Inventory • When the subsidiary uses FIFO inventory costing, the inventory units on hand on the date of combination are viewed as being the first units sold after the combination. • When the subsidiary uses LIFO inventory costing, the inventory units on the date of combination are viewed as remaining in the subsidiary’s inventory.
Changes Proposed by the FASB • FASB has proposed significant changes in accounting for business combinations and the presentation of consolidated financial statements. • In general, the criteria for when consolidated financial statements should be presented and which companies should be consolidated are the same as under current standards.
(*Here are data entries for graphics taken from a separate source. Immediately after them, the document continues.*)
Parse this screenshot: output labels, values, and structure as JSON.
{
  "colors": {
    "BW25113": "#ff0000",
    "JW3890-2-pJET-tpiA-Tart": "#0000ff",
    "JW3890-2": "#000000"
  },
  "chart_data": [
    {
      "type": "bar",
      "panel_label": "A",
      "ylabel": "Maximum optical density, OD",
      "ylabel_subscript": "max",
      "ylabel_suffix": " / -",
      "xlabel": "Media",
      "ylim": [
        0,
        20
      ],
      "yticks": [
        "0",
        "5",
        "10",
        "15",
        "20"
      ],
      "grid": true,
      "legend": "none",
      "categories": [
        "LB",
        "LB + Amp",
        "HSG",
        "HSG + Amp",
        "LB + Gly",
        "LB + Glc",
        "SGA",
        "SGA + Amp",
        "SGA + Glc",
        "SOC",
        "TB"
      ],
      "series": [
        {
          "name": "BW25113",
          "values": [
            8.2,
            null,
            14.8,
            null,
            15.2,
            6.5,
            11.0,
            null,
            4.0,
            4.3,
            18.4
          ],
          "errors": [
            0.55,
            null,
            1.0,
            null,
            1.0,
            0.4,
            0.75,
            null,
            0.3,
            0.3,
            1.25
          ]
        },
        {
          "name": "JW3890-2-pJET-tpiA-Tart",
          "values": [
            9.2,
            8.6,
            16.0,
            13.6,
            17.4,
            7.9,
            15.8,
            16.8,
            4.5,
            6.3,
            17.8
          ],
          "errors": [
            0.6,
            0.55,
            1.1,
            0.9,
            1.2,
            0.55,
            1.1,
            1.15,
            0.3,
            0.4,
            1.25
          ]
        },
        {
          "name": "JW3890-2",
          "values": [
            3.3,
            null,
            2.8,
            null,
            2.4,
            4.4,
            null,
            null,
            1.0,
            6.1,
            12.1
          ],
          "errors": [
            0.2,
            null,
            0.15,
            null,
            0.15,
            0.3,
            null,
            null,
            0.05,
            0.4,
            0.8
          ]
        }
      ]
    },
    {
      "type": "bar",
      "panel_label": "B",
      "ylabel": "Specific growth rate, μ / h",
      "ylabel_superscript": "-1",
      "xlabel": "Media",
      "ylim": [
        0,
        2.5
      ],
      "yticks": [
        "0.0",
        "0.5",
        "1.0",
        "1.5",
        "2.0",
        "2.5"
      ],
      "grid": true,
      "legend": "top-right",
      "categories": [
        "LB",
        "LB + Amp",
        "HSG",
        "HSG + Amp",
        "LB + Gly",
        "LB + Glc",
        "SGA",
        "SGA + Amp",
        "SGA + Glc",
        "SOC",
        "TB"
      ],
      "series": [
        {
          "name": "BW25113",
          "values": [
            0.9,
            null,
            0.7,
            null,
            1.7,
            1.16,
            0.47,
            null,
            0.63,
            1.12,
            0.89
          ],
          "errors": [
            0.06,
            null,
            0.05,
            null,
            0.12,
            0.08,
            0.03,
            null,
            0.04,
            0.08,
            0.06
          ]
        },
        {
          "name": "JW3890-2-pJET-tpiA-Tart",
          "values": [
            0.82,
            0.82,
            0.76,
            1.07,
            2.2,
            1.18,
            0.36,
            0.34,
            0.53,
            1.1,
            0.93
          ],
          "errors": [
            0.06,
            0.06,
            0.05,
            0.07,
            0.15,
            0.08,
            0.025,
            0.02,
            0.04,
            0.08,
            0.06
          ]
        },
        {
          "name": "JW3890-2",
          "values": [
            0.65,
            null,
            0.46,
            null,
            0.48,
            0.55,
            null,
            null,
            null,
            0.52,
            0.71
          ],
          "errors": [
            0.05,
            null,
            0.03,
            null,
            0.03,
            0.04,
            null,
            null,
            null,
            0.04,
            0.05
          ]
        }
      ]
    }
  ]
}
Changes Proposed by the FASB • One of the most significant changes relates to the acquisition of less-than-wholly owned subsidiaries. • The proposed standard on business combinations requires acquired companies, and all of their assets and liabilities, to be valued at their fair values at the date of combination, regardless of the percentage ownership acquired by the parent
Changes Proposed by the FASB • Under the FASB’s proposal, goodwill would be computed as the difference between the fair value of the acquired company as a whole and the fair value of its net identifiable assets. • This can be contrasted with the current approach of measuring goodwill as the difference between the purchase price of the acquired company and the fair value of the parent’s share of the acquired company’s net identifiable assets.